Brent oil for August settlement gained 44 cents, or 0.5 percent, to end the session at $97.61 a barrel on the London-based ICE Futures Europe exchange.
The Bank of England said it will provide billions of pounds of emergency aid to U.K. lenders. The central bank will allow the lenders to swap assets for money they can loan to companies and households.
Greeks will vote for the second time in six weeks after a May 6 ballot failed to yield a government. The final polls, published on June 1, showed no party set to win a majority. Exit polls will be released when voting ends at 7 p.m. June 17 in Athens, with a first official result estimate due around 9:30 p.m.
“Greece is holding the global economy hostage,” Flynn said. “The markets have been betting that the anti-austerity forces will lose, which would boost oil prices. If they win, there will be a deflationary downdraft that will impact all markets.”
European Union leaders will press for new efforts to boost the area’s economy and improve lending conditions, according to a draft document prepared for a June 28-29 summit in Brussels.
The Standard & Poor’s 500 Index and the Dow Jones Industrial Average each increased 0.7 percent.
Futures retreated from the day’s highs after industrial production in the U.S. unexpectedly fell in May for the second time in three months and confidence among American consumers declined in June to the lowest level this year.

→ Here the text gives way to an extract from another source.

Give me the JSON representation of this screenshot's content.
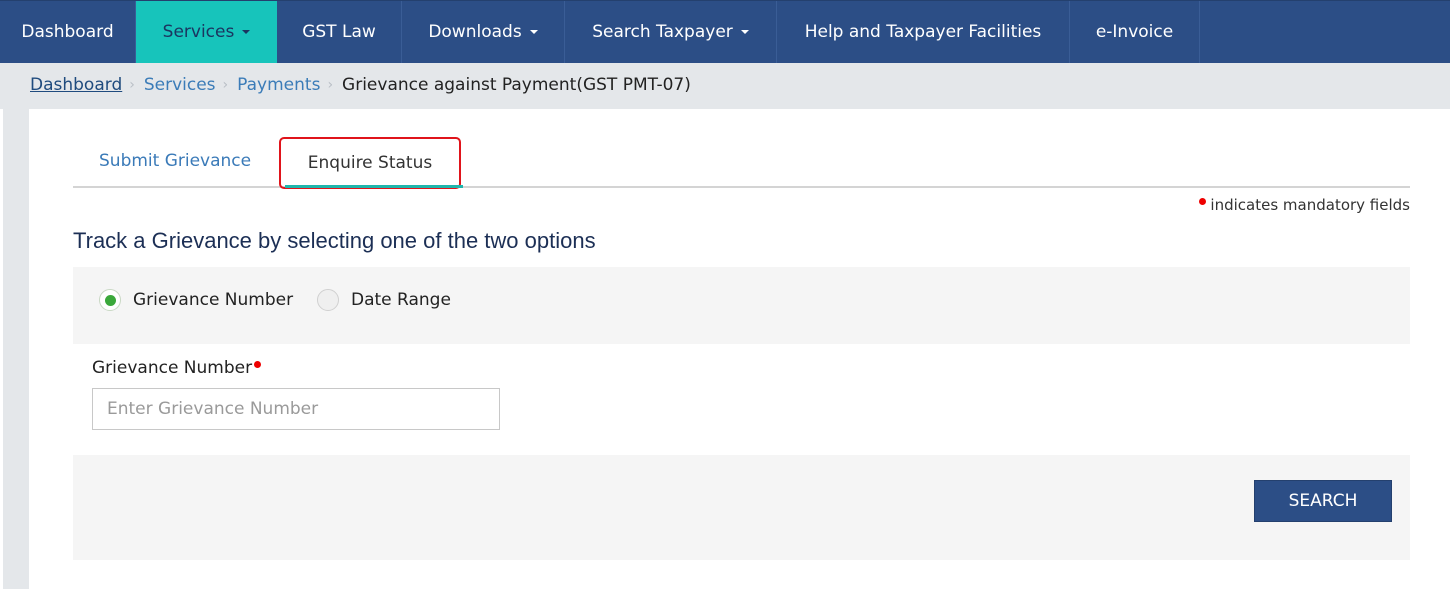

Output at factories, mines and utilities decreased 0.1 percent last month after a revised 1 percent gain in April, the Federal Reserve reported today in Washington. Economists forecast a 0.1 percent advance, according to the median of a Bloomberg survey. Manufacturing, which makes up about 75 percent of total production, dropped 0.4 percent last month.
The Thomson Reuters/University of Michigan index of consumer sentiment fell in June to 74.1 from 79.3 the prior month, which was the highest since October 2007. The gauge was projected to fall to 77.5, according to a median forecast of 66 economists surveyed by Bloomberg.
“On the economic front, the numbers are just bad and crude could get down even below the $80 mark,” said Tariq Zahir, a New York-based commodity fund manager at Tyche Capital Advisors. “People are trying to position themselves for the Greek elections and the Fed meeting.”
OPEC kept its output limit at 30 million barrels a day at a meeting yesterday in Vienna as concern that global growth is shrinking outweighed calls by some members for supply cuts. Increased production from Saudi Arabia, the world’s biggest crude exporter, has been blamed for the drop in prices by members including Iran, whose own exports will probably be curbed by a European Union embargo scheduled to start July 1.
Saudi Arabia will make sure there is enough supply in the global crude market, the kingdom’s oil minister said a day after the meeting.
“The whole idea is that there will not be any shortages in the market,” Ali al-Naimi said in an interview with Bloomberg News today in Vienna. “That has been Saudi Arabia’s policy all along. To manage stability of the oil market, keeping it in balance.”
Electronic trading volume on the Nymex was 421,053 contracts as of 4:02 p.m. Volume totaled 580,242 contracts yesterday, 3.5 percent above the three-month average. Open interest was 1.48 million.